With 26 days until polling day, BBC Radio 5 Live presenter Matt Chorley took his programme out of Westminster on Friday and into the towns and communities where votes will actually be won and lost across England, Scotland and Wales. What voters described was not the clean two-horse race that national polling numbers can imply, but something considerably more complicated.

The May 7 elections are among the most structurally varied in recent British history. In England, 5,036 seats are being contested across all 32 London boroughs, 32 metropolitan boroughs, 18 unitary authorities, six county councils and 50 district councils. In Scotland, all 129 seats at Holyrood go to voters on the same day. In Wales, the Senedd election represents the most significant overhaul of Welsh democracy since devolution in 1999, with the chamber expanding from 60 to 96 members, constituencies reduced from 40 to 16, and voting rights extended to anyone aged 16 or over.

That structural divergence maps onto a wildly different political atmosphere in each nation. In Scotland, the SNP enters the contest after 19 years in power under first minister John Swinney, but YouGov's January 2026 Holyrood polling put the party at 34 percent of the constituency vote, down 14 points since the 2021 election. Reform UK sits in second place. Labour, at 15 percent on both constituency and regional ballots, faces what analysts have described as potentially its worst result in either a Westminster or Holyrood election in 116 years. The Conservative vote has roughly halved since 2021, threatening to fall to 10 percent on the constituency ballot.

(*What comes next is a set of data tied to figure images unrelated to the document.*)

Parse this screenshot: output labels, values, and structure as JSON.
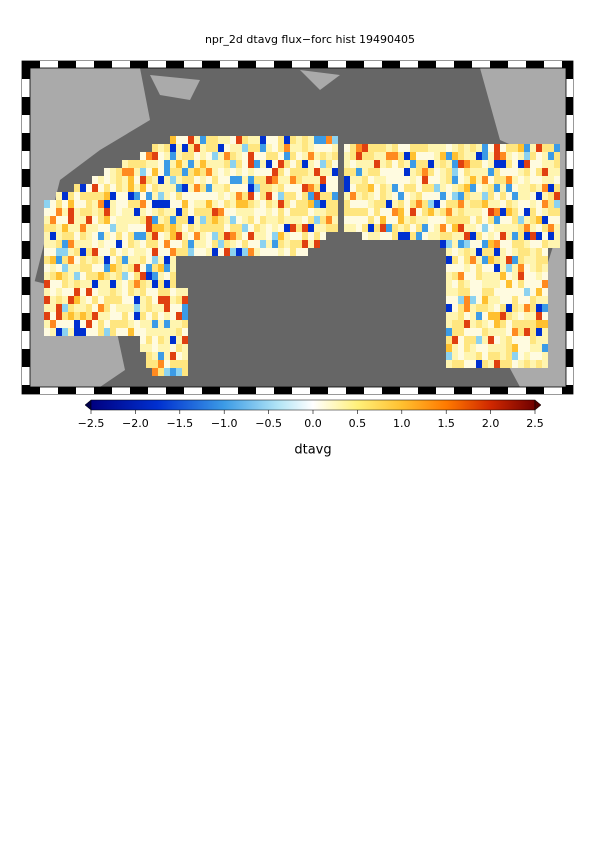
{
  "map": {
    "title": "npr_2d dtavg flux−forc hist 19490405",
    "colorbar": {
      "label": "dtavg",
      "range": [
        -2.5,
        2.5
      ],
      "ticks": [
        {
          "value": -2.5,
          "label": "−2.5"
        },
        {
          "value": -2.0,
          "label": "−2.0"
        },
        {
          "value": -1.5,
          "label": "−1.5"
        },
        {
          "value": -1.0,
          "label": "−1.0"
        },
        {
          "value": -0.5,
          "label": "−0.5"
        },
        {
          "value": 0,
          "label": "0.0"
        },
        0.5,
        {
          "value": 1,
          "label": "1.0"
        },
        1.5,
        {
          "value": 2,
          "label": "2.0"
        },
        2.5
      ]
    }
  }
}
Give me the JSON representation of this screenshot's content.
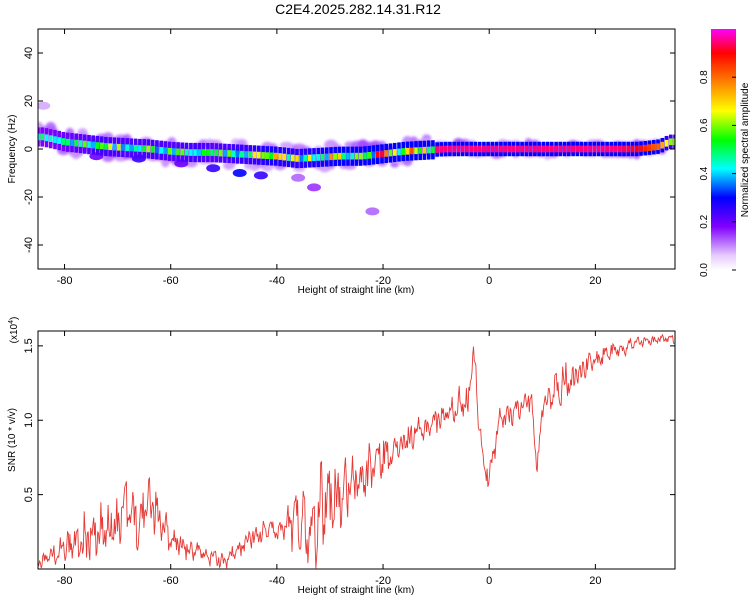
{
  "page": {
    "title": "C2E4.2025.282.14.31.R12"
  },
  "colors": {
    "trace": "#e53935",
    "frame": "#000000"
  },
  "chart_data": [
    {
      "type": "heatmap",
      "title": "C2E4.2025.282.14.31.R12",
      "xlabel": "Height of straight line (km)",
      "ylabel": "Frequency (Hz)",
      "xlim": [
        -85,
        35
      ],
      "ylim": [
        -50,
        50
      ],
      "xticks": [
        -80,
        -60,
        -40,
        -20,
        0,
        20
      ],
      "yticks": [
        -40,
        -20,
        0,
        20,
        40
      ],
      "colorbar": {
        "label": "Normalized spectral amplitude",
        "range": [
          0,
          1
        ],
        "ticks": [
          "0.0",
          "0.2",
          "0.4",
          "0.6",
          "0.8"
        ],
        "tick_values": [
          0.0,
          0.2,
          0.4,
          0.6,
          0.8
        ]
      },
      "ridge": {
        "description": "frequency of strongest spectral response vs height",
        "x": [
          -84,
          -80,
          -76,
          -72,
          -68,
          -64,
          -60,
          -56,
          -52,
          -48,
          -44,
          -40,
          -36,
          -32,
          -28,
          -24,
          -20,
          -16,
          -12,
          -8,
          -4,
          0,
          4,
          8,
          12,
          16,
          20,
          24,
          28,
          32,
          34
        ],
        "y": [
          5,
          3,
          2,
          1,
          0.5,
          0,
          -1,
          -1.5,
          -1.5,
          -2,
          -2.5,
          -3,
          -4,
          -3.5,
          -3,
          -3,
          -2,
          -1,
          -0.5,
          0,
          0,
          0,
          0,
          0,
          0,
          0,
          0,
          0,
          0,
          1,
          3
        ],
        "amplitude": [
          0.45,
          0.5,
          0.55,
          0.6,
          0.55,
          0.6,
          0.55,
          0.6,
          0.55,
          0.6,
          0.65,
          0.7,
          0.65,
          0.7,
          0.75,
          0.8,
          0.9,
          0.95,
          0.95,
          0.95,
          0.95,
          0.95,
          0.95,
          0.95,
          0.95,
          0.95,
          0.95,
          0.95,
          0.9,
          0.8,
          0.6
        ]
      },
      "secondary_blobs": {
        "x": [
          -74,
          -66,
          -58,
          -52,
          -47,
          -43,
          -36,
          -33,
          -22,
          -84
        ],
        "y": [
          -3,
          -4,
          -6,
          -8,
          -10,
          -11,
          -12,
          -16,
          -26,
          18
        ],
        "amplitude": [
          0.2,
          0.25,
          0.2,
          0.25,
          0.3,
          0.25,
          0.12,
          0.15,
          0.12,
          0.08
        ]
      }
    },
    {
      "type": "line",
      "xlabel": "Height of straight line (km)",
      "ylabel": "SNR (10 * v/v)",
      "ylabel_multiplier": "(x10",
      "ylabel_exponent": "4",
      "ylabel_close": ")",
      "xlim": [
        -85,
        35
      ],
      "ylim": [
        0,
        1.6
      ],
      "xticks": [
        -80,
        -60,
        -40,
        -20,
        0,
        20
      ],
      "yticks": [
        "0.5",
        "1.0",
        "1.5"
      ],
      "ytick_values": [
        0.5,
        1.0,
        1.5
      ],
      "series": [
        {
          "name": "SNR",
          "x": [
            -85,
            -80,
            -76,
            -72,
            -70,
            -68,
            -66,
            -64,
            -62,
            -60,
            -56,
            -52,
            -50,
            -48,
            -45,
            -42,
            -40,
            -38,
            -36,
            -34,
            -32,
            -30,
            -28,
            -26,
            -24,
            -22,
            -20,
            -18,
            -16,
            -14,
            -12,
            -10,
            -8,
            -6,
            -4,
            -3,
            -2,
            -1,
            0,
            2,
            4,
            6,
            8,
            9,
            10,
            12,
            14,
            16,
            18,
            20,
            22,
            24,
            26,
            28,
            30,
            32,
            35
          ],
          "y": [
            0.04,
            0.15,
            0.2,
            0.25,
            0.3,
            0.45,
            0.3,
            0.45,
            0.35,
            0.2,
            0.12,
            0.08,
            0.05,
            0.1,
            0.2,
            0.25,
            0.25,
            0.3,
            0.35,
            0.3,
            0.4,
            0.5,
            0.5,
            0.55,
            0.6,
            0.7,
            0.75,
            0.8,
            0.85,
            0.9,
            0.95,
            1.0,
            1.05,
            1.1,
            1.1,
            1.5,
            1.05,
            0.7,
            0.6,
            1.0,
            1.05,
            1.1,
            1.15,
            0.65,
            1.1,
            1.2,
            1.25,
            1.3,
            1.35,
            1.4,
            1.45,
            1.48,
            1.5,
            1.52,
            1.53,
            1.55,
            1.55
          ],
          "noise": [
            0.06,
            0.12,
            0.22,
            0.3,
            0.32,
            0.3,
            0.28,
            0.3,
            0.2,
            0.12,
            0.1,
            0.08,
            0.06,
            0.1,
            0.1,
            0.1,
            0.12,
            0.18,
            0.35,
            0.5,
            0.45,
            0.35,
            0.3,
            0.25,
            0.22,
            0.25,
            0.2,
            0.15,
            0.15,
            0.15,
            0.12,
            0.12,
            0.15,
            0.15,
            0.15,
            0.1,
            0.15,
            0.15,
            0.12,
            0.12,
            0.12,
            0.12,
            0.12,
            0.1,
            0.15,
            0.18,
            0.18,
            0.18,
            0.12,
            0.1,
            0.1,
            0.08,
            0.08,
            0.06,
            0.05,
            0.04,
            0.04
          ]
        }
      ]
    }
  ]
}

Wales offers a different but equally destabilising picture for the old parties. Labour has not lost a Welsh election since 1931, but the Caerphilly by-election placed Plaid Cymru and Reform UK first and second, with Labour trailing. National polling has placed Labour in third in both Scotland and Wales simultaneously. For a party that has historically anchored its identity in its Welsh and Scottish working-class base, the implications stretch beyond a single set of devolved results.

AI-generated illustration
AI-generated illustration

England's contest is no less fragmented. The postponement of elections in 30 local authority areas, affecting 4.6 million voters, was reversed only after Reform UK launched a successful legal challenge in February, forcing the government to announce a £63 million support fund for councils reorganising at short notice. The episode left a mark on voter sentiment in those areas. Meanwhile, the Greens won the Gorton and Denton by-election, defeating Reform UK with Labour falling to third place, signalling that the left-of-Labour vote is consolidating in urban and semi-urban seats where tactical calculations had previously kept Labour competitive.

Westminster polling from December 2025 put Reform UK at 27 percent, Labour at 19 percent and the Conservatives at 18 percent. But national averages flatten the texture that Chorley's voter conversations exposed: Reform's surge is not uniform, Lib Dem strength in suburban and rural southern England seats creates entirely different tactical incentives, and turnout in newly reformed Welsh constituencies remains an open variable with a substantially expanded electorate of 16 and 17-year-olds voting for the first time under Senedd rules.

Across three nations, the voters Chorley spoke to were not following a single national mood. They were navigating local grievances, national identity questions and the arithmetic of making their vote count in systems ranging from first-past-the-post to the Additional Member System. That reality, rather than any single poll, is what will determine which parties actually gain and lose on May 7.